NINGUÉM DESCONFIOU DE NADA. A menina conseguiu passar o recado que queria e ainda voltou para casa no carro de sr. Potter do mesmo jeito que foi. Isso significava que ela iria ter que contar sobre tal travessura para a senhorita Tames em breve. Não antes, claro, de seus amigos a procurarem. Ela sentia que eles iriam fazer isso. Dali a uma semana, voltaria à cidade no local onde marcara para se encontrar com eles. Esperaria ali até o último segundo com toda a sua esperança.
Em mais um dia, na hora da saída, Belinda foi correndo em direção a Lewis e Jessica, que conversavam encostados na grade da entrada da escola.

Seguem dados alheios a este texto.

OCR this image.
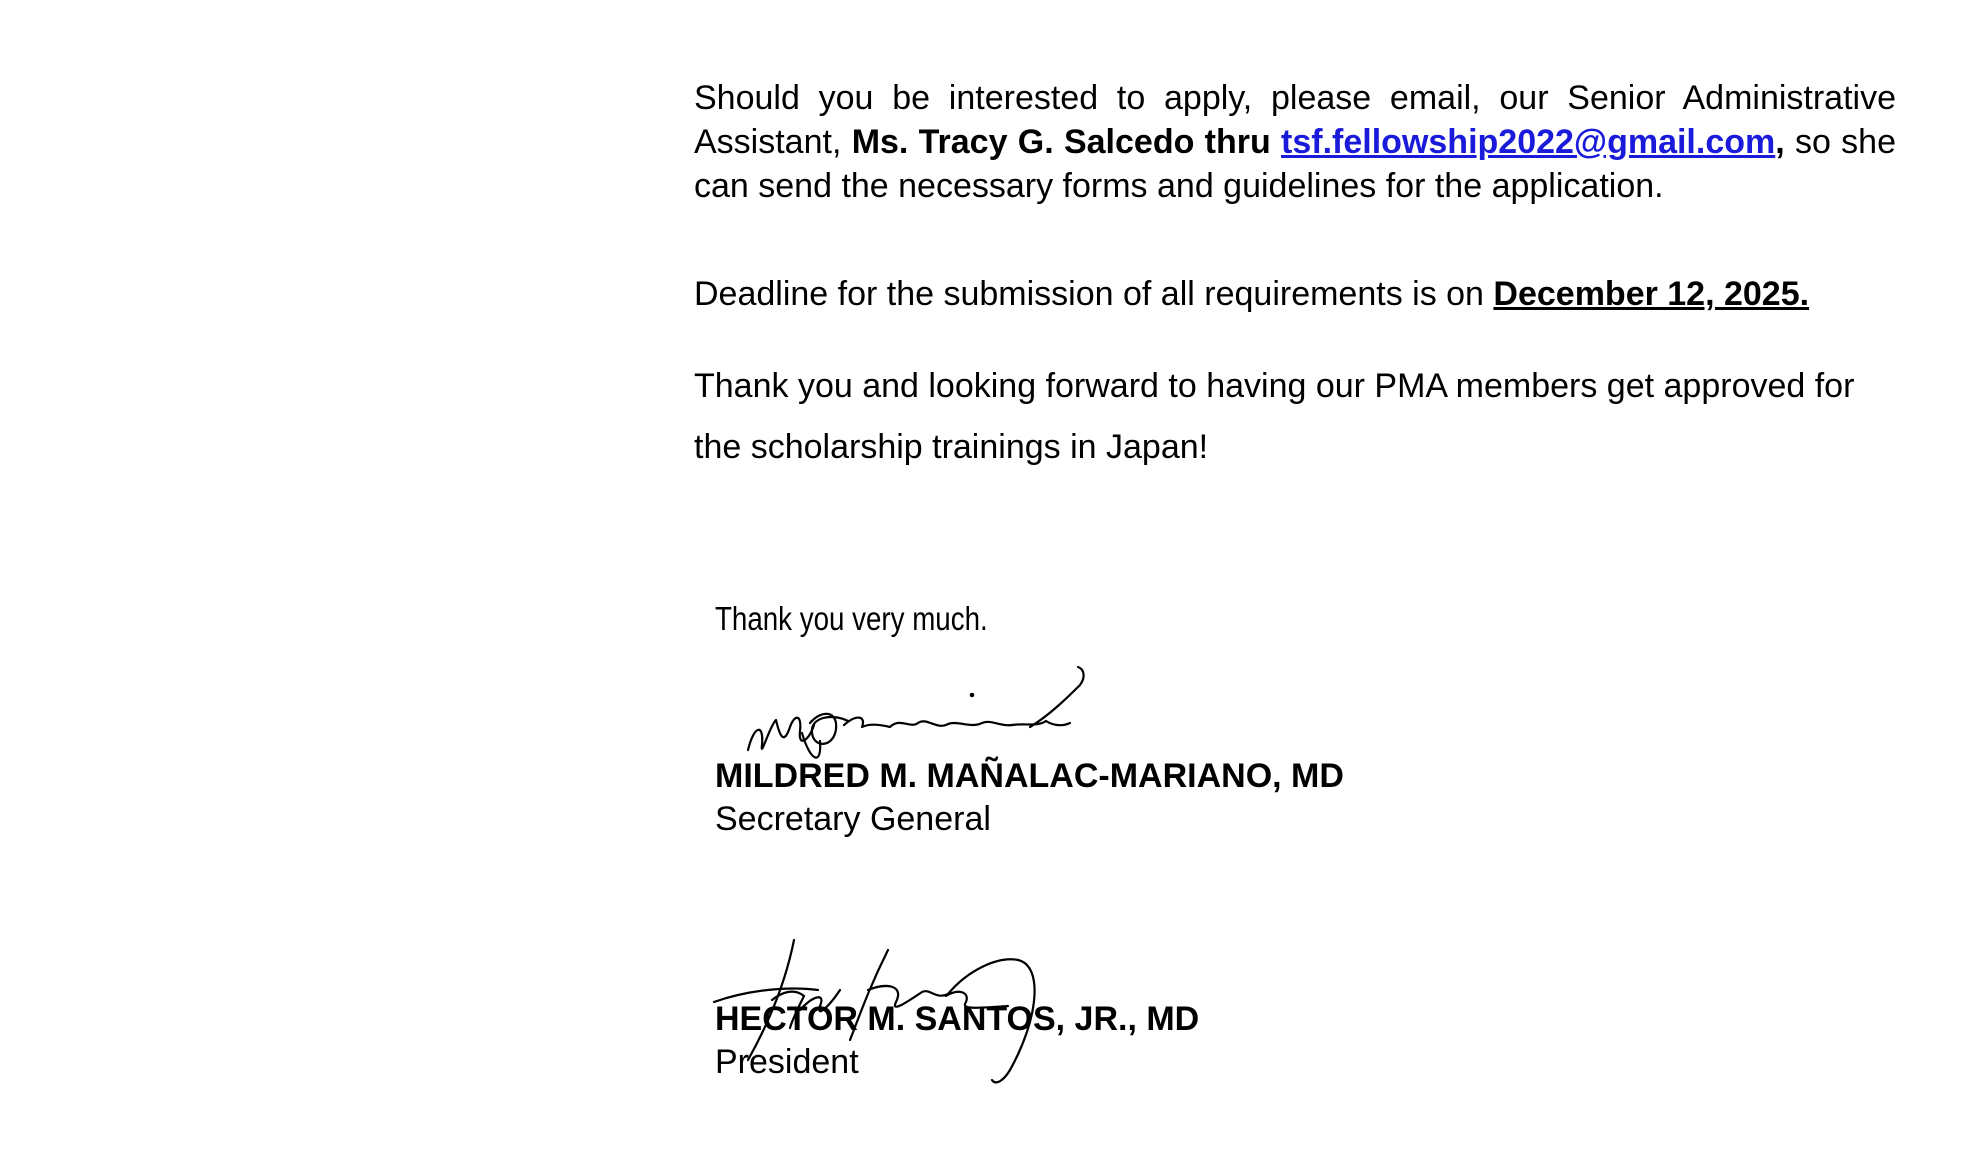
Should you be interested to apply, please email, our Senior Administrative Assistant, Ms. Tracy G. Salcedo thru tsf.fellowship2022@gmail.com, so she can send the necessary forms and guidelines for the application.

Deadline for the submission of all requirements is on December 12, 2025.

Thank you and looking forward to having our PMA members get approved for the scholarship trainings in Japan!

Thank you very much.
MILDRED M. MAÑALAC-MARIANO, MD
Secretary General
HECTOR M. SANTOS, JR., MD
President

― Olha o degrau! ― ouviu uma voz feminina, mas foi tarde demais. Esparramou-se no chão igual uma batatinha. Se ralou toda na calçada. Todo mundo riu. ― Além de feia, boba e mentirosa, é desengonçada.
Mas ela só caiu porque uma garotinha abençoada pôs o pé no meio. Francesca.
― Não tinha degrau! ― Bel levantou-se enraivecida. Logo, foi amparada por seus colegas.
A garota de cabelo mechado deu de ombros, ignorando a existência de Belinda e voltando a conversar com seu grupinho.
― Eu acho que odeio ela. ― Resmungando, a loirinha exprimiu sem nem um pingo de compreensão naquele dia, depois de seguir o caminho para o ponto de ônibus ao lado de seus amigos.
― Você está brava, mas não odeia ela. ― Lewis disse.
― Como você sabe? Não está aqui dentro do meu coração!
― Helena, acho que ele quer dizer que odiar é uma palavra muito forte. ― Mesmo de fone e olhos fechados, ao ritmo da música que soava em seus ouvidos, Jessica complementou a fala de seu primo.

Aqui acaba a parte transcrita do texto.